Ora l’economia americana non può più usufruire delle massicce dosi di ossigeno che prima forniva Wall Street, ma deve riassorbire gli eccessi (sovrainvestimenti, indebitamento eccessivo di società e famiglie) di quegli anni di euforia. Tra questi eccessi figura anche lo squilibrio dei conti con l’estero. Da qui la tendenza al ribasso del dollaro, che è destinata a protrarsi e a diventare un ulteriore fattore di frenata dell’economia mondiale. Infatti, i benefici commerciali americani sono destinati ad essere relativamente modesti, poiché il movimento al ribasso del dollaro viene seguito passo passo da molti partner commerciali degli Stati Uniti (in primis, i paesi asiatici) che hanno la loro valuta legata al dollaro. A farne le spese saranno invece soprattutto l’economia europea e quella giapponese, che però (crescendo già a un ritmo di poco superiore allo zero) non saranno in grado di assorbire una quantità maggiore di beni americani, a tal punto significativa da incidere sull’andamento dell’economia statunitense.
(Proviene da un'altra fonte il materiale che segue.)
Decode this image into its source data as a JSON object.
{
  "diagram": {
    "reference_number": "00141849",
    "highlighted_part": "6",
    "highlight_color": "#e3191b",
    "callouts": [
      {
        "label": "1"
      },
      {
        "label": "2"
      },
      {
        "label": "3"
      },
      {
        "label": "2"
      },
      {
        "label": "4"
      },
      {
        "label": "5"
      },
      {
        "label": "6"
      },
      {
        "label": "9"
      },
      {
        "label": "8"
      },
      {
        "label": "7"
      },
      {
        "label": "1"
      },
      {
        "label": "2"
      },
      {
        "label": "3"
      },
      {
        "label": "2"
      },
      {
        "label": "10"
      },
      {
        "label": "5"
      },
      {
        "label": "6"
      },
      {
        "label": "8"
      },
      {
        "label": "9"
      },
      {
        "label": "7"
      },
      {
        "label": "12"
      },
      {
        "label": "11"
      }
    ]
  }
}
Se i benefici economici rischiano di non essere significativi, i rischi potrebbero essere dirompenti. Il comportamento dei mercati finanziari non può far escludere che il ribasso del dollaro si trasformi in una vera e propria caduta che avrebbe conseguenze negative anche per l’economia americana, poiché potrebbe provocare l’effetto indesiderato di produrre un rialzo dei tassi americani per attrarre i capitali stranieri necessari per finanziare il disavanzo dei conti con l’estero.
Come abbiamo sempre scritto, lo scoppio della bolla non è ancora terminato. All’appuntamento manca ancora il dollaro, la cui forza era una parte essenziale dell’euforia americana degli anni Novanta.